- Sire: Bull Lea
- Grandsire: Bull Dog
- Dam: Blue Delight
- Damsire: Blue Larkspur
- Sex: Filly
- Foaled: 1949
- Country: United States
- Colour: Bay
- Breeder: Calumet Farm
- Owner: Calumet Farm
- Trainer: Horace A. Jones
- Record: 15 Starts: 12 – 1 - 0
- Earnings: $261,822

Major wins
- Kentucky Oaks (1952) Beldame Stakes (1952) Coaching Club American Oaks (1952) Modesty Handicap (1952) Beverly Handicap (1952) Black-Eyed Susan Stakes (1952) Cleopatra Stakes (1952) Ashland Stakes (1952) Arlington Matron Handicap (1953)

Awards
- American Champion Three-Year-Old Filly (1952) DRF American Champion Female Handicap Horse (1952)

Honours
- U.S. Racing Hall of Fame (1987)

= Real Delight =

American-bred Thoroughbred racehorse

Real Delight (1949–1969), was an American Thoroughbred race horse.

==Background==
She was bred by the famous Calumet Farm of Lexington, Kentucky. Her sire was one of America's foundation stallions, the influential Bull Lea (sire of seven Hall of Famers, including his other great daughters: Two Lea, Bewitch, and Twilight Tear). Her dam was the stakes-winning Blue Delight (10 wins out of 24 starts) out of Blue Larkspur, a racehorse Blood-Horse magazine considered number 100 in its list of the Twentieth Century's greatest racehorses.

Real Delight was a huge, rangy filly, standing 17 hands. Throughout her second year, she was bothered by a bad knee and did not race as a two-year-old. A Calumet horse, she was trained by Hall of Famer Horace A. Jones. Horace had become the head trainer by the birth of Real Delight while his father, Ben A. Jones, became Calumet's general manager.

==Racing career==
At three, Real Delight won eleven of twelve starts. She began in combination races, meaning mixed fields of claimers and allowance runners, but quickly stepped up in class after two easy wins. Her first stakes victory came in the Ashland Stakes, followed by her only loss at three, and the only time she competed against males. Even so, at a sprint distance of six and one half furlongs not suited to her long legs, she closed fast, losing by only a head. Often ridden by the Hall of Fame jockey Eddie Arcaro, she then took eight stakes in a row, including the Kentucky Oaks, Coaching Club American Oaks, Black-Eyed Susan Stakes (once known as the Pimlico Oaks), Ashland Stakes, Modesty Handicap, and Beldame Stakes.

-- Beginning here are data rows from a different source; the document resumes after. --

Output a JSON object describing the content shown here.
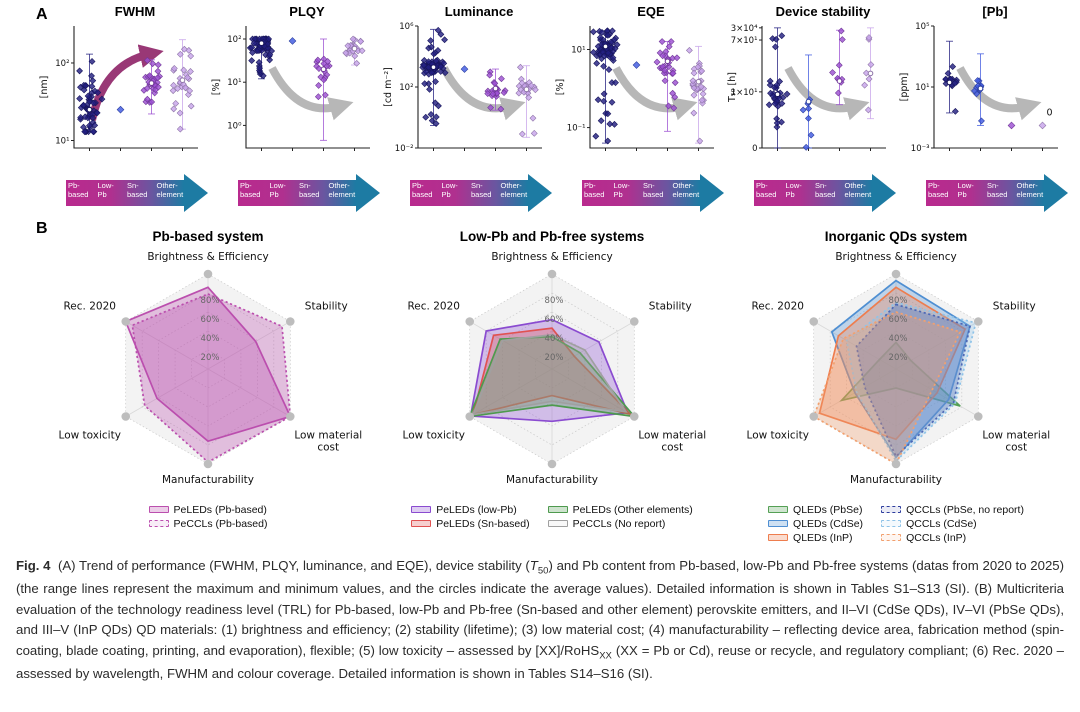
{
  "figure": {
    "panel_a_label": "A",
    "panel_b_label": "B"
  },
  "category_arrow": {
    "labels": [
      [
        "Pb-",
        "based"
      ],
      [
        "Low-",
        "Pb"
      ],
      [
        "Sn-",
        "based"
      ],
      [
        "Other-",
        "element"
      ]
    ],
    "gradient": [
      "#b92a8e",
      "#1d7ba3"
    ]
  },
  "chart_data": [
    {
      "type": "strip",
      "title": "FWHM",
      "ylabel": "[nm]",
      "yscale": "log",
      "ylim": [
        8,
        300
      ],
      "yticks": [
        {
          "v": 10,
          "label": "10¹"
        },
        {
          "v": 100,
          "label": "10²"
        }
      ],
      "trend": "up",
      "trend_color": "#8e2368",
      "groups": [
        {
          "category": "Pb-based",
          "color": "#221e80",
          "min": 13,
          "max": 130,
          "avg": 25,
          "n": 55
        },
        {
          "category": "Low-Pb",
          "color": "#3f59e0",
          "min": 25,
          "max": 25,
          "avg": 25,
          "n": 1
        },
        {
          "category": "Sn-based",
          "color": "#9c4fd2",
          "min": 22,
          "max": 110,
          "avg": 55,
          "n": 30
        },
        {
          "category": "Other-element",
          "color": "#c7a4ea",
          "min": 14,
          "max": 200,
          "avg": 60,
          "n": 28
        }
      ]
    },
    {
      "type": "strip",
      "title": "PLQY",
      "ylabel": "[%]",
      "yscale": "log",
      "ylim": [
        0.3,
        200
      ],
      "yticks": [
        {
          "v": 1,
          "label": "10⁰"
        },
        {
          "v": 10,
          "label": "10¹"
        },
        {
          "v": 100,
          "label": "10²"
        }
      ],
      "trend": "down",
      "trend_color": "#b0b0b0",
      "groups": [
        {
          "category": "Pb-based",
          "color": "#221e80",
          "min": 12,
          "max": 100,
          "avg": 80,
          "n": 70
        },
        {
          "category": "Low-Pb",
          "color": "#3f59e0",
          "min": 90,
          "max": 90,
          "avg": 90,
          "n": 1
        },
        {
          "category": "Sn-based",
          "color": "#9c4fd2",
          "min": 0.45,
          "max": 100,
          "avg": 20,
          "n": 18
        },
        {
          "category": "Other-element",
          "color": "#c7a4ea",
          "min": 25,
          "max": 100,
          "avg": 60,
          "n": 22
        }
      ]
    },
    {
      "type": "strip",
      "title": "Luminance",
      "ylabel": "[cd m⁻²]",
      "yscale": "log",
      "ylim": [
        0.01,
        1000000
      ],
      "yticks": [
        {
          "v": 0.01,
          "label": "10⁻²"
        },
        {
          "v": 100,
          "label": "10²"
        },
        {
          "v": 1000000,
          "label": "10⁶"
        }
      ],
      "trend": "down",
      "trend_color": "#b0b0b0",
      "groups": [
        {
          "category": "Pb-based",
          "color": "#221e80",
          "min": 0.3,
          "max": 600000,
          "avg": 2000,
          "n": 75
        },
        {
          "category": "Low-Pb",
          "color": "#3f59e0",
          "min": 1500,
          "max": 1500,
          "avg": 1500,
          "n": 1
        },
        {
          "category": "Sn-based",
          "color": "#9c4fd2",
          "min": 3,
          "max": 1500,
          "avg": 80,
          "n": 22
        },
        {
          "category": "Other-element",
          "color": "#c7a4ea",
          "min": 0.05,
          "max": 2500,
          "avg": 70,
          "n": 26
        }
      ]
    },
    {
      "type": "strip",
      "title": "EQE",
      "ylabel": "[%]",
      "yscale": "log",
      "ylim": [
        0.03,
        40
      ],
      "yticks": [
        {
          "v": 0.1,
          "label": "10⁻¹"
        },
        {
          "v": 10,
          "label": "10¹"
        }
      ],
      "trend": "down",
      "trend_color": "#b0b0b0",
      "groups": [
        {
          "category": "Pb-based",
          "color": "#221e80",
          "min": 0.04,
          "max": 30,
          "avg": 12,
          "n": 75
        },
        {
          "category": "Low-Pb",
          "color": "#3f59e0",
          "min": 4,
          "max": 4,
          "avg": 4,
          "n": 1
        },
        {
          "category": "Sn-based",
          "color": "#9c4fd2",
          "min": 0.08,
          "max": 16,
          "avg": 5,
          "n": 30
        },
        {
          "category": "Other-element",
          "color": "#c7a4ea",
          "min": 0.04,
          "max": 12,
          "avg": 1.5,
          "n": 30
        }
      ]
    },
    {
      "type": "strip",
      "title": "Device stability",
      "ylabel": "T₅₀ [h]",
      "yscale": "broken-log",
      "ylim": [
        0.05,
        40000
      ],
      "yticks": [
        {
          "v": 30000,
          "label": "3×10⁴",
          "pos": 0.985
        },
        {
          "v": 70,
          "label": "7×10¹",
          "pos": 0.885
        },
        {
          "v": 10,
          "label": "1×10¹",
          "pos": 0.46
        },
        {
          "v": 0.05,
          "label": "0",
          "pos": 0
        }
      ],
      "trend": "down",
      "trend_color": "#b0b0b0",
      "groups": [
        {
          "category": "Pb-based",
          "color": "#221e80",
          "min": 0.05,
          "max": 30000,
          "avg": 8,
          "n": 32
        },
        {
          "category": "Low-Pb",
          "color": "#3f59e0",
          "min": 0.05,
          "max": 40,
          "avg": 4,
          "n": 8
        },
        {
          "category": "Sn-based",
          "color": "#9c4fd2",
          "min": 3,
          "max": 9000,
          "avg": 15,
          "n": 9
        },
        {
          "category": "Other-element",
          "color": "#c7a4ea",
          "min": 0.8,
          "max": 30000,
          "avg": 20,
          "n": 7
        }
      ]
    },
    {
      "type": "strip",
      "title": "[Pb]",
      "ylabel": "[ppm]",
      "yscale": "log",
      "ylim": [
        0.001,
        100000
      ],
      "yticks": [
        {
          "v": 0.001,
          "label": "10⁻³"
        },
        {
          "v": 10,
          "label": "10¹"
        },
        {
          "v": 100000,
          "label": "10⁵"
        }
      ],
      "trend": "down",
      "trend_color": "#b0b0b0",
      "annotations": [
        {
          "text": "0",
          "group": 3,
          "v": 0.03
        }
      ],
      "groups": [
        {
          "category": "Pb-based",
          "color": "#221e80",
          "min": 0.2,
          "max": 10000,
          "avg": 20,
          "n": 14
        },
        {
          "category": "Low-Pb",
          "color": "#3f59e0",
          "min": 0.03,
          "max": 1500,
          "avg": 8,
          "n": 12
        },
        {
          "category": "Sn-based",
          "color": "#9c4fd2",
          "min": 0.03,
          "max": 0.03,
          "avg": 0.03,
          "n": 1
        },
        {
          "category": "Other-element",
          "color": "#c7a4ea",
          "min": 0.03,
          "max": 0.03,
          "avg": 0.03,
          "n": 1
        }
      ]
    },
    {
      "type": "radar",
      "title": "Pb-based system",
      "axes": [
        "Brightness & Efficiency",
        "Stability",
        "Low material cost",
        "Manufacturability",
        "Low toxicity",
        "Rec. 2020"
      ],
      "rings": [
        20,
        40,
        60,
        80,
        100
      ],
      "ring_labels": [
        "20%",
        "40%",
        "60%",
        "80%"
      ],
      "series": [
        {
          "name": "PeLEDs (Pb-based)",
          "color": "#bb4fae",
          "style": "solid",
          "values": [
            86,
            58,
            100,
            76,
            62,
            100
          ]
        },
        {
          "name": "PeCCLs (Pb-based)",
          "color": "#bb4fae",
          "style": "dotted",
          "values": [
            79,
            90,
            100,
            98,
            77,
            92
          ]
        }
      ]
    },
    {
      "type": "radar",
      "title": "Low-Pb and Pb-free systems",
      "axes": [
        "Brightness & Efficiency",
        "Stability",
        "Low material cost",
        "Manufacturability",
        "Low toxicity",
        "Rec. 2020"
      ],
      "rings": [
        20,
        40,
        60,
        80,
        100
      ],
      "ring_labels": [
        "20%",
        "40%",
        "60%",
        "80%"
      ],
      "series": [
        {
          "name": "PeLEDs (low-Pb)",
          "color": "#8a4bd0",
          "style": "solid",
          "values": [
            52,
            57,
            92,
            55,
            99,
            80
          ]
        },
        {
          "name": "PeLEDs (Sn-based)",
          "color": "#e05252",
          "style": "solid",
          "values": [
            43,
            27,
            95,
            28,
            96,
            71
          ]
        },
        {
          "name": "PeLEDs (Other elements)",
          "color": "#4e9a4e",
          "style": "solid",
          "values": [
            34,
            34,
            100,
            38,
            100,
            63
          ]
        },
        {
          "name": "PeCCLs (No report)",
          "color": "#a0a0a0",
          "style": "solid",
          "values": [
            36,
            40,
            90,
            34,
            96,
            60
          ]
        }
      ]
    },
    {
      "type": "radar",
      "title": "Inorganic QDs system",
      "axes": [
        "Brightness & Efficiency",
        "Stability",
        "Low material cost",
        "Manufacturability",
        "Low toxicity",
        "Rec. 2020"
      ],
      "rings": [
        20,
        40,
        60,
        80,
        100
      ],
      "ring_labels": [
        "20%",
        "40%",
        "60%",
        "80%"
      ],
      "series": [
        {
          "name": "QLEDs (PbSe)",
          "color": "#55a055",
          "style": "solid",
          "values": [
            28,
            18,
            78,
            20,
            66,
            20
          ]
        },
        {
          "name": "QLEDs (CdSe)",
          "color": "#4f8fd2",
          "style": "solid",
          "values": [
            93,
            90,
            64,
            93,
            50,
            78
          ]
        },
        {
          "name": "QLEDs (InP)",
          "color": "#ee7d4e",
          "style": "solid",
          "values": [
            86,
            84,
            50,
            74,
            93,
            70
          ]
        },
        {
          "name": "QCCLs (PbSe, no report)",
          "color": "#2d3d9e",
          "style": "dotted",
          "values": [
            68,
            90,
            70,
            92,
            38,
            48
          ]
        },
        {
          "name": "QCCLs (CdSe)",
          "color": "#8fc3e8",
          "style": "dotted",
          "values": [
            70,
            97,
            72,
            97,
            48,
            60
          ]
        },
        {
          "name": "QCCLs (InP)",
          "color": "#f2a06e",
          "style": "dotted",
          "values": [
            60,
            78,
            44,
            100,
            100,
            64
          ]
        }
      ]
    }
  ],
  "caption": {
    "segments": [
      {
        "t": "Fig. 4",
        "b": true
      },
      {
        "t": "  (A) Trend of performance (FWHM, PLQY, luminance, and EQE), device stability ("
      },
      {
        "t": "T",
        "i": true
      },
      {
        "t": "50",
        "sub": true
      },
      {
        "t": ") and Pb content from Pb-based, low-Pb and Pb-free systems (datas from 2020 to 2025) (the range lines represent the maximum and minimum values, and the circles indicate the average values). Detailed information is shown in Tables S1–S13 (SI). (B) Multicriteria evaluation of the technology readiness level (TRL) for Pb-based, low-Pb and Pb-free (Sn-based and other element) perovskite emitters, and II–VI (CdSe QDs), IV–VI (PbSe QDs), and III–V (InP QDs) QD materials: (1) brightness and efficiency; (2) stability (lifetime); (3) low material cost; (4) manufacturability – reflecting device area, fabrication method (spin-coating, blade coating, printing, and evaporation), flexible; (5) low toxicity – assessed by [XX]/RoHS"
      },
      {
        "t": "XX",
        "sub": true
      },
      {
        "t": " (XX = Pb or Cd), reuse or recycle, and regulatory compliant; (6) Rec. 2020 – assessed by wavelength, FWHM and colour coverage. Detailed information is shown in Tables S14–S16 (SI)."
      }
    ]
  }
}
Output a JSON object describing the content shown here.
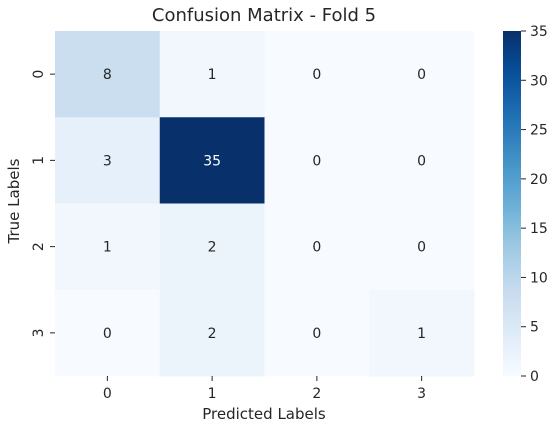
{
  "chart_data": {
    "type": "heatmap",
    "title": "Confusion Matrix - Fold 5",
    "xlabel": "Predicted Labels",
    "ylabel": "True Labels",
    "x_categories": [
      "0",
      "1",
      "2",
      "3"
    ],
    "y_categories": [
      "0",
      "1",
      "2",
      "3"
    ],
    "values": [
      [
        8,
        1,
        0,
        0
      ],
      [
        3,
        35,
        0,
        0
      ],
      [
        1,
        2,
        0,
        0
      ],
      [
        0,
        2,
        0,
        1
      ]
    ],
    "colormap": "Blues",
    "color_range": [
      0,
      35
    ],
    "colorbar_ticks": [
      "0",
      "5",
      "10",
      "15",
      "20",
      "25",
      "30",
      "35"
    ],
    "annotations": true
  }
}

By winning the Kentucky Oaks, the Black-Eyed Susan, and the CCA Oaks, she was the second filly to win this early version of the Triple Crown for fillies. The only filly to do so before her was Wistful. (Today's Triple Tiara of Thoroughbred Racing consists of the Acorn Stakes, the Mother Goose Stakes, and the CCA Oaks.)

In 1952, Real Delight was voted the United States Champion Three-Year-Old Filly, and took the Daily Racing Forms award for United States Champion Female Handicap Horse in competition with older fillies and mares.

At four, she won the Arlington Matron Handicap carrying top weight, just as she did in all of her other four-year-old races.

==Retirement==
She retired that year, going back to Calumet, where she foaled three stakes winners, eventually becoming the third dam of Alydar. Real Delight was inducted into the Hall of Fame in 1987.